For decades, if not centuries, genre fiction has had played with the idea of immigration by making the differences between cultures galactic rather than merely continental. As Charlie Jane Anders has argued, science fiction, broadly speaking, is itself the literature of refugees. Whether it’s Superman or Arthur Dent, everyone’s always fleeing from somewhere. When the aliens are not recognizably humanoid, the stories become metaphors for assimilation and the threat and promise of diversity (Alien Nation, the Zygons of Doctor Who, District 9). Yet however well-intentioned, older stories about immigration often tend to reflect the biases of white privilege; it’s still the aliens invading, they just are green or from Mars instead of the Southern Hemisphere. The critical commentary emerges from caricaturing our panic rather than questioning it or subverting it.
But what if it's humanity who are refugee population? What if we’re the ones begging a more affluent and stable civilization for assistance?
A personal favorite: the entire Battlestar Galactica reboot was based in the idea of humanity in exile, and Season 3 explicitly explored what happens when the exploiters become the exploited. Once a servant class, the Cylons rule New Caprica with an iron fist (or whatever it is their fists are made of). Humans resort to terrorism, including suicide bombings and IEDs, in an uncomfortable echo of the most violent depths of the war in Iraq, which played out in the headlines even as BSG aired. It’s probably one of the most sophisticated and morally evocative treatments of the subject ever put before a mass audience. Conservatives were appalled by the show’s cheek but the season earned the show its only Emmy nomination for writing and one of its two nominations for directing.
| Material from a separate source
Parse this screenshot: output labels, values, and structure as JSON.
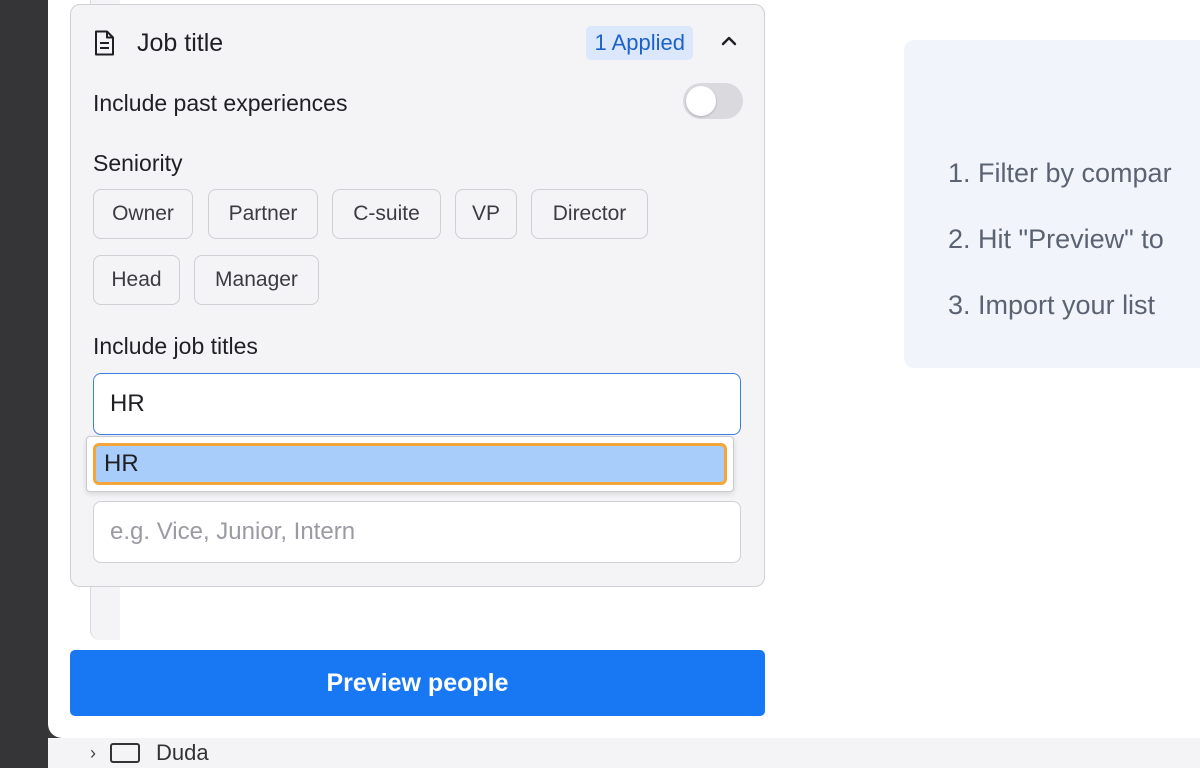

A more sprawling take undergirds the whole series of The Expanse (spoiler alert!). It begins with Earth as a divided but dominant empire. The “Belters” are the migrants and refugees, humans on Mars are cocky former colonists. The roles are reversed through an act of planetary terrorism, and Earth residents are forced to rely on the generosity of those they once subjugated. And there are the poor residents of Ganymede, who never had any real power, and who become political footballs at the mercy of whoever happens to take pity of them (or have a point to prove). The writer of the TV series episode dealing with Ganymede drew from the Syrian crisis for inspiration but the series co-creator noted "there's a grim evergreen quality" to such scenes. Becky Chambers’ Wayfarers series has a backstory that’s more, well, humane about the whole thing. Humans are the civilizationally backwards race who, having fled Earth, must prove that they have set aside their wasteful, destructive ways if they want to be members of the Galactic Commons.
Games can be very fertile ground for this narrative. Homeworld’s protagonists aren’t “humans,” but the story of the Kushan does force the humanoid race to band together for their peripatetic journey back to Hiigara. The Mass Effect universe is full twists on immigration and refugees, including an actual, metastasizing refugee camp. Mass Effect: Andromeda sees humanity in flight again, and arriving on a world where, in the words of the game’s producer, “You are the alien, but you’re not only the alien, you’re also not as strong as the guys that are already there. You’re weaker or at least at the same level. Everything you learn, you have lessons to take from those guys. You’re in their home.”
Octavia Butler interrogated the theme of humanity’s diaspora over and over again, usually with chilling, thoughtful intimacy. Bloodchild, for example, isn’t just about humans who have to settle on another planet, but what happens when they are used as breeding stock. Children of Time explores the volatile gap between human refugees and extremely not-humanoid culture with less contact but some truly astonishing feats of what Darko Suvin called “cognitive estrangement” — the dominant species that humanity seeks to find refuge with evolved from spiders, and their technology and society are thoroughly rooted in spiderness, giving them little grip on the desires and needs of the voyagers from Earth.
These stories remind fans of the relatively trivial nature of political borders and use the framework “illegal aliens” to illuminate how xenophobia, well, dehumanizes us all.